Je me résignai. Pendant deux heures, nous lûmes et commentâmes le Coran, et comme elle s’y attendait, je m’étonnai de ses progrès.

Cette infatigable égotiste n’était pas une égoïste. Certaine du plaisir que j’aurais à revoir l’abbé Verlet, elle lui avait dépêché un exprès pour l’informer de mon arrivée et l’inviter à dîner. Il ne se fit pas prier pour venir. Entre la poire et le fromage, M. Brogues, qui, tout en faisant grand cas de lui, s’amusait à le taquiner, lui exposa une fois de plus sa théorie sur l’éducation des femmes et sur la nécessité de fortifier leur raison.

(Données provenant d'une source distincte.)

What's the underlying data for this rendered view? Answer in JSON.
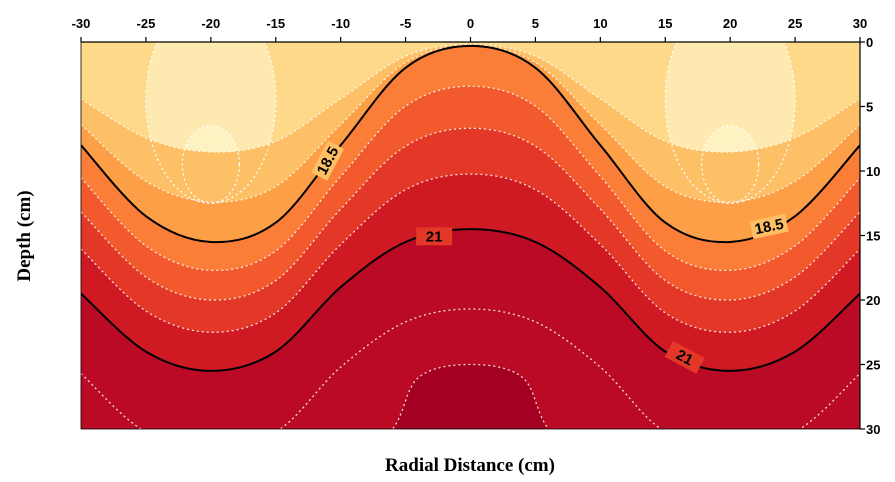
{
  "chart_data": {
    "type": "contour",
    "xlabel": "Radial Distance (cm)",
    "ylabel": "Depth (cm)",
    "xlim": [
      -30,
      30
    ],
    "ylim": [
      0,
      30
    ],
    "y_inverted": true,
    "x_axis_position": "top",
    "y_axis_position": "right",
    "x_ticks": [
      "-30",
      "-25",
      "-20",
      "-15",
      "-10",
      "-5",
      "0",
      "5",
      "10",
      "15",
      "20",
      "25",
      "30"
    ],
    "y_ticks": [
      "0",
      "5",
      "10",
      "15",
      "20",
      "25",
      "30"
    ],
    "labeled_contours": [
      {
        "label": "18.5",
        "points": [
          [
            -30,
            8
          ],
          [
            -25,
            13.5
          ],
          [
            -20,
            15.5
          ],
          [
            -15,
            14
          ],
          [
            -10,
            8
          ],
          [
            -5,
            2
          ],
          [
            0,
            0.3
          ],
          [
            5,
            2
          ],
          [
            10,
            8
          ],
          [
            15,
            14
          ],
          [
            20,
            15.5
          ],
          [
            25,
            13.5
          ],
          [
            30,
            8
          ]
        ]
      },
      {
        "label": "21",
        "points": [
          [
            -30,
            19.5
          ],
          [
            -25,
            24
          ],
          [
            -20,
            25.5
          ],
          [
            -15,
            24
          ],
          [
            -10,
            19
          ],
          [
            -5,
            15.5
          ],
          [
            0,
            14.5
          ],
          [
            5,
            15.5
          ],
          [
            10,
            19
          ],
          [
            15,
            24
          ],
          [
            20,
            25.5
          ],
          [
            25,
            24
          ],
          [
            30,
            19.5
          ]
        ]
      }
    ],
    "color_scale": [
      "#fff2c2",
      "#feeab0",
      "#fed98a",
      "#fec066",
      "#fd9f47",
      "#fb7e38",
      "#f25a2e",
      "#e33728",
      "#cf1a24",
      "#bb0a25",
      "#a30022"
    ],
    "contour_line_color": "#000000",
    "intermediate_contour_style": "white dotted",
    "grid": false
  }
}
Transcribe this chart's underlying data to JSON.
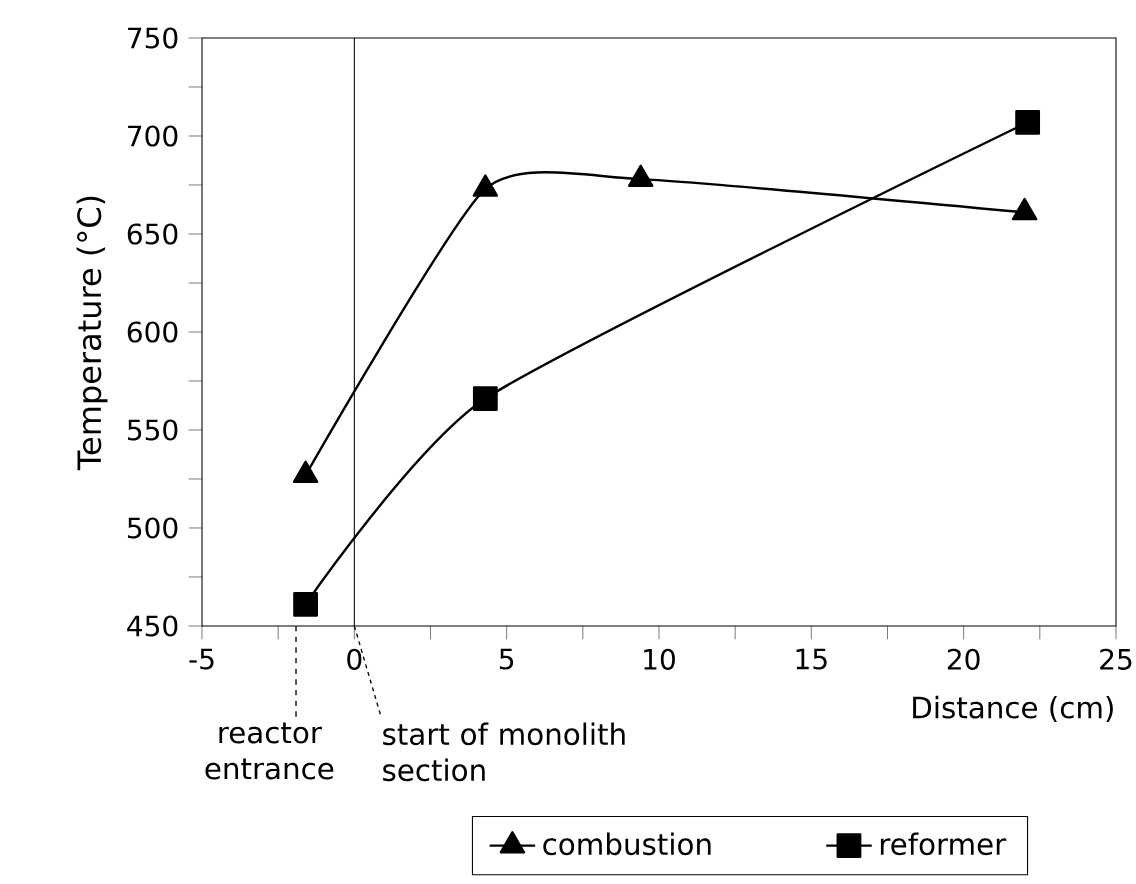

— Eh ! oui, dit l’abbé, c’est une bien belle chose que la raison ; encore faut-il savoir la manière de s’en servir, et je connais des gens qui ne s’en servent que pour déraisonner. Croyez- moi, c’est une pauvre espèce que le genre humain. Les vieilles croyances ne sont à vos yeux que des superstitions. Soit ! mais, de grâce, laissez à mes paroissiennes leur bourrelet et leurs lisières. Par quoi les re m placeraient-elles ?

— Par des principes, lui répondit Sidonie avec un sourire olympien, par des connaissances...

— Ah ! mademoiselle, interrompit-il, elles ne sont que trop disposées à en faire de mauvaises.